IUPAC nomenclature provides a standardized method for naming chemical compounds. Although this system is widely used in chemistry, many chemical compounds have also other names commonly used in different contexts. These synonyms can come from a variety of sources and are used for a variety of purposes.

One common source of synonyms for chemical compounds is the common or trivial names, assigned on the basis of appearance, properties, or origin of the molecule.

Another source of synonyms are historical or obsolete names employed in the past, however replaced nowadays by more modern or standardized names.

In addition to common and historical names, chemical compounds may also have synonyms that are specific to a particular field or industry.

  • (+)-Arteether
  • (1R,4S,5R,8S,9R,10S,12R,13R)-10-ethoxy-1,5,9-trimethyl-11,14,15,16-tetraoxatetracyclo[10.3.1.04,13.08,13]hexadecane
  • (3R,5aS,6R,8aS,9R,10S,12R,12aR)-10-Ethoxy-3,6,9-trimethyldecahydro-3H-3,12-epoxy[1,2]dioxepino[4,3-i]isochromene
  • (3R,5aS,6R,8aS,9R,10S,12R,12aR)-10-Ethoxydecahydro-3,6,9-trimethyl-3,12-epoxy-12H-pyrano(4,3-j)-1,2-benzodioxepin
  • .beta.-arteether
  • 75887-54-6
  • 887A546
  • AS-15038
  • Artecef
  • Arteether
  • Artemotil
  • Artemotilum
  • BCP28298
  • BDBM50426305
  • Beta-Arteether
  • CCG-267602
  • CS-5561
  • DB13851
  • E MAL
  • GTPL9958
  • HY-B0770
  • MFCD00869355
  • NSC-665971
  • SM-227
  • XGL7GFB9YI
  • b-Arteether
  • beta-Dihydroartemisinin ethyl ether
  • s3889

Reference codes for other databases

There exist several different chemical codes commonly used in orded to identify molecules:
  • ZINC8214360
  • CHEMBL301267
  • CHEBI:135335
  • SCHEMBL17156474

Physico-Chemical properties

IUPAC name(1R,4S,5R,8S,9R,10S,12R,13R)-10-ethoxy-1,5,9-trimethyl-11,14,15,16-tetraoxatetracyclo[10.3.1.04,13.08,13]hexadecane
Molecular formulaC17H28O5
Molecular weight312.401
Melting point (ºC)
Boiling point (ºC)
Density (g/cm3)
Molar refractivity80.88
LogP3.2
Topological polar surface area46.2

LogP and topological polar surface area (TPSA) values were estimated using Open Babel software.

The n-octanol/water partition coeficient (Kow) data is applied in toxicology and drug research.
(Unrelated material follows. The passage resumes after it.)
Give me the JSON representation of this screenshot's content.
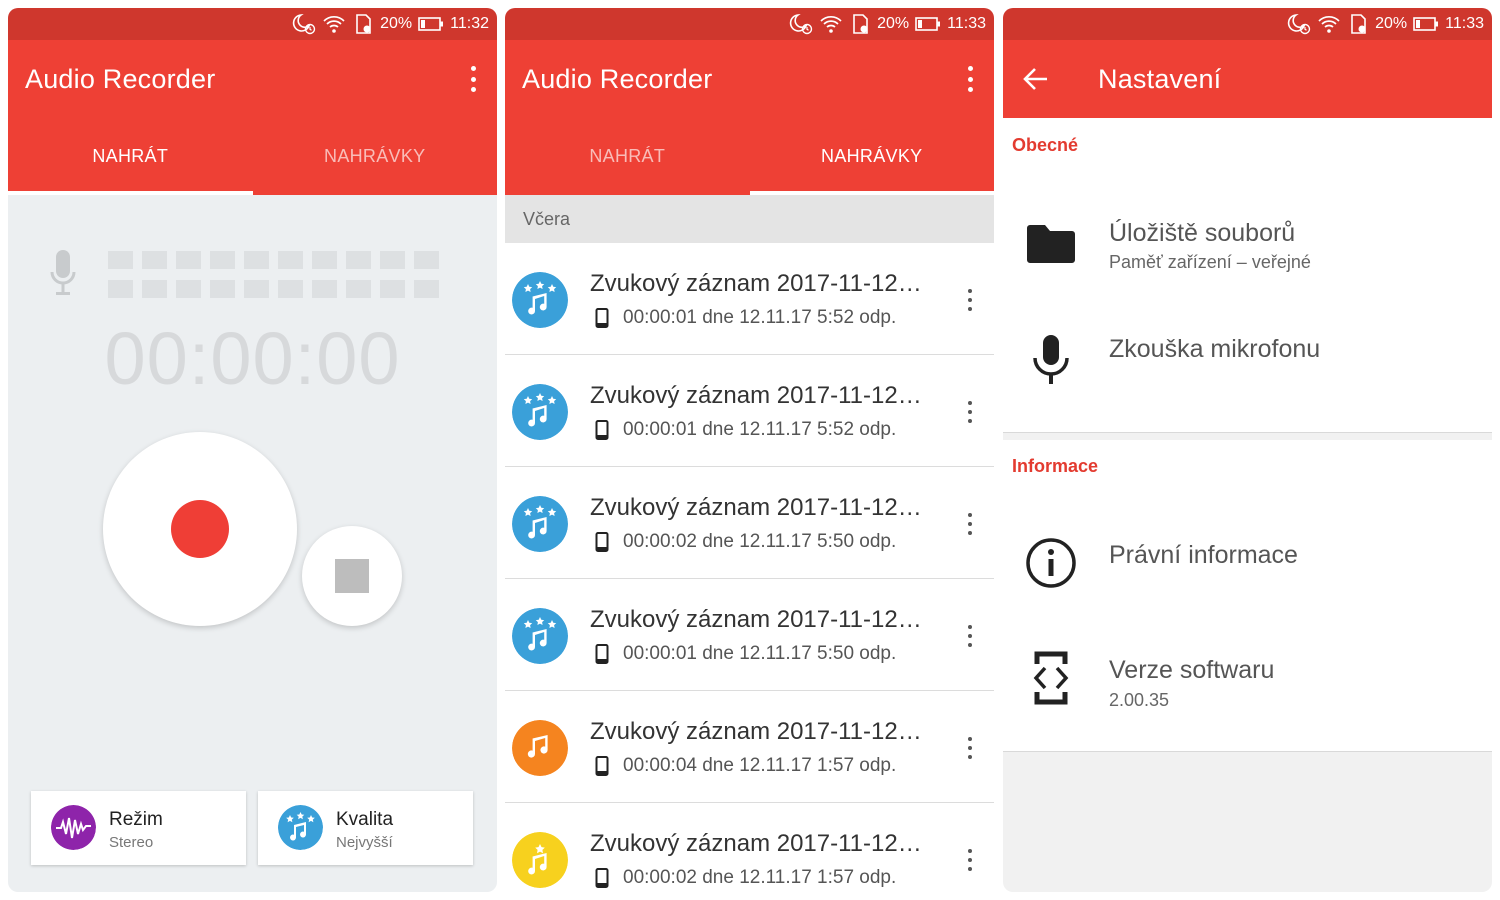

Kow values are used, to guess the environmental fate of persistent organic pollutants. High partition coefficients values, tend to accumulate in the fatty tissue of organisms. Molecules with a log(Kow) (or LogP) greater than 5 are considered to bioaccumulate.
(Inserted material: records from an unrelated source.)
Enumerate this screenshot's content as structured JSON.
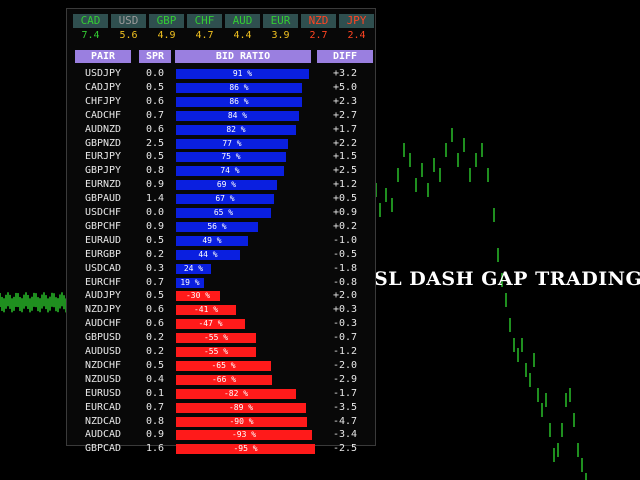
{
  "colors": {
    "bar_positive": "#0a1fe0",
    "bar_negative": "#ff1a1a",
    "header_bg": "#9a7fe0",
    "price_line": "#1f8f1f"
  },
  "currencies": [
    {
      "name": "CAD",
      "value": "7.4",
      "name_color": "#33cc33",
      "value_color": "#33cc33"
    },
    {
      "name": "USD",
      "value": "5.6",
      "name_color": "#9a9a9a",
      "value_color": "#f0c020"
    },
    {
      "name": "GBP",
      "value": "4.9",
      "name_color": "#33cc33",
      "value_color": "#f0c020"
    },
    {
      "name": "CHF",
      "value": "4.7",
      "name_color": "#33cc33",
      "value_color": "#f0c020"
    },
    {
      "name": "AUD",
      "value": "4.4",
      "name_color": "#33cc33",
      "value_color": "#f0c020"
    },
    {
      "name": "EUR",
      "value": "3.9",
      "name_color": "#33cc33",
      "value_color": "#f0c020"
    },
    {
      "name": "NZD",
      "value": "2.7",
      "name_color": "#ff4422",
      "value_color": "#ff4422"
    },
    {
      "name": "JPY",
      "value": "2.4",
      "name_color": "#ff4422",
      "value_color": "#ff4422"
    }
  ],
  "headers": {
    "pair": "PAIR",
    "spr": "SPR",
    "bid_ratio": "BID RATIO",
    "diff": "DIFF"
  },
  "pairs": [
    {
      "pair": "USDJPY",
      "spr": "0.0",
      "ratio": 91,
      "diff": "+3.2"
    },
    {
      "pair": "CADJPY",
      "spr": "0.5",
      "ratio": 86,
      "diff": "+5.0"
    },
    {
      "pair": "CHFJPY",
      "spr": "0.6",
      "ratio": 86,
      "diff": "+2.3"
    },
    {
      "pair": "CADCHF",
      "spr": "0.7",
      "ratio": 84,
      "diff": "+2.7"
    },
    {
      "pair": "AUDNZD",
      "spr": "0.6",
      "ratio": 82,
      "diff": "+1.7"
    },
    {
      "pair": "GBPNZD",
      "spr": "2.5",
      "ratio": 77,
      "diff": "+2.2"
    },
    {
      "pair": "EURJPY",
      "spr": "0.5",
      "ratio": 75,
      "diff": "+1.5"
    },
    {
      "pair": "GBPJPY",
      "spr": "0.8",
      "ratio": 74,
      "diff": "+2.5"
    },
    {
      "pair": "EURNZD",
      "spr": "0.9",
      "ratio": 69,
      "diff": "+1.2"
    },
    {
      "pair": "GBPAUD",
      "spr": "1.4",
      "ratio": 67,
      "diff": "+0.5"
    },
    {
      "pair": "USDCHF",
      "spr": "0.0",
      "ratio": 65,
      "diff": "+0.9"
    },
    {
      "pair": "GBPCHF",
      "spr": "0.9",
      "ratio": 56,
      "diff": "+0.2"
    },
    {
      "pair": "EURAUD",
      "spr": "0.5",
      "ratio": 49,
      "diff": "-1.0"
    },
    {
      "pair": "EURGBP",
      "spr": "0.2",
      "ratio": 44,
      "diff": "-0.5"
    },
    {
      "pair": "USDCAD",
      "spr": "0.3",
      "ratio": 24,
      "diff": "-1.8"
    },
    {
      "pair": "EURCHF",
      "spr": "0.7",
      "ratio": 19,
      "diff": "-0.8"
    },
    {
      "pair": "AUDJPY",
      "spr": "0.5",
      "ratio": -30,
      "diff": "+2.0"
    },
    {
      "pair": "NZDJPY",
      "spr": "0.6",
      "ratio": -41,
      "diff": "+0.3"
    },
    {
      "pair": "AUDCHF",
      "spr": "0.6",
      "ratio": -47,
      "diff": "-0.3"
    },
    {
      "pair": "GBPUSD",
      "spr": "0.2",
      "ratio": -55,
      "diff": "-0.7"
    },
    {
      "pair": "AUDUSD",
      "spr": "0.2",
      "ratio": -55,
      "diff": "-1.2"
    },
    {
      "pair": "NZDCHF",
      "spr": "0.5",
      "ratio": -65,
      "diff": "-2.0"
    },
    {
      "pair": "NZDUSD",
      "spr": "0.4",
      "ratio": -66,
      "diff": "-2.9"
    },
    {
      "pair": "EURUSD",
      "spr": "0.1",
      "ratio": -82,
      "diff": "-1.7"
    },
    {
      "pair": "EURCAD",
      "spr": "0.7",
      "ratio": -89,
      "diff": "-3.5"
    },
    {
      "pair": "NZDCAD",
      "spr": "0.8",
      "ratio": -90,
      "diff": "-4.7"
    },
    {
      "pair": "AUDCAD",
      "spr": "0.9",
      "ratio": -93,
      "diff": "-3.4"
    },
    {
      "pair": "GBPCAD",
      "spr": "1.6",
      "ratio": -95,
      "diff": "-2.5"
    }
  ],
  "watermark": "SL DASH GAP TRADING"
}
TPSA values are the sum of the surface area over all polar atoms or molecules, mainly oxygen and nitrogen, also including hydrogen atoms.
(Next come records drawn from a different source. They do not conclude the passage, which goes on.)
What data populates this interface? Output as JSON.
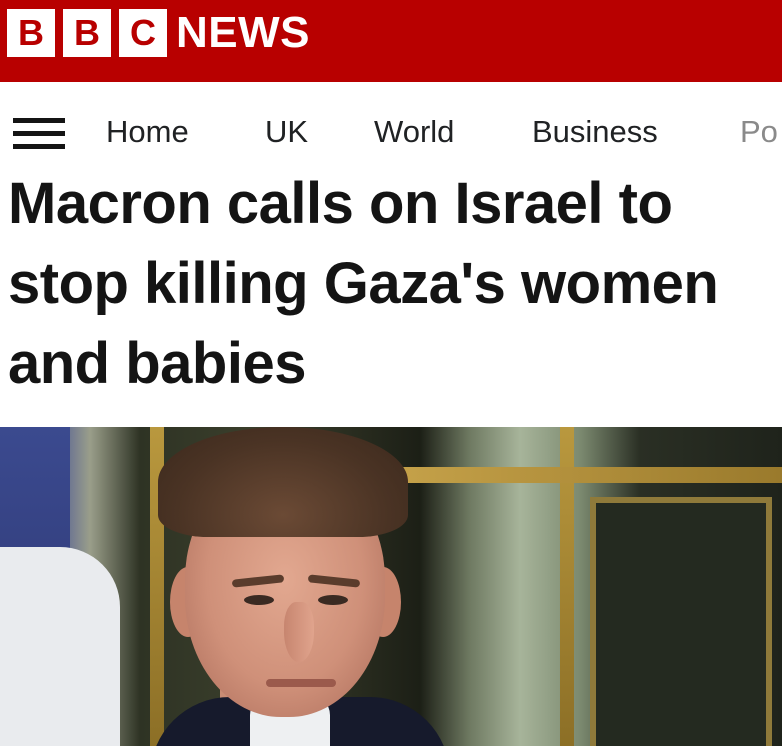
{
  "masthead": {
    "brand_letters": [
      "B",
      "B",
      "C"
    ],
    "section": "NEWS",
    "background_color": "#b80000"
  },
  "nav": {
    "menu_icon": "hamburger-menu-icon",
    "items": [
      {
        "label": "Home"
      },
      {
        "label": "UK"
      },
      {
        "label": "World"
      },
      {
        "label": "Business"
      },
      {
        "label": "Po"
      }
    ]
  },
  "article": {
    "headline": "Macron calls on Israel to stop killing Gaza's women and babies"
  },
  "colors": {
    "brand_red": "#b80000",
    "headline_text": "#141414",
    "nav_text": "#202224"
  }
}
In medicinal chemistry, TPSA is used to assess the ability of a drug to permeabilise cells.

For molecules to penetrate the blood-brain barrier (and act on receptors in the central nervous system), TPSA values below 90 Å2 are required. Thus, molecules with a polar surface area greater than 140 Å2 tend to be poorly permeable to cell membranes.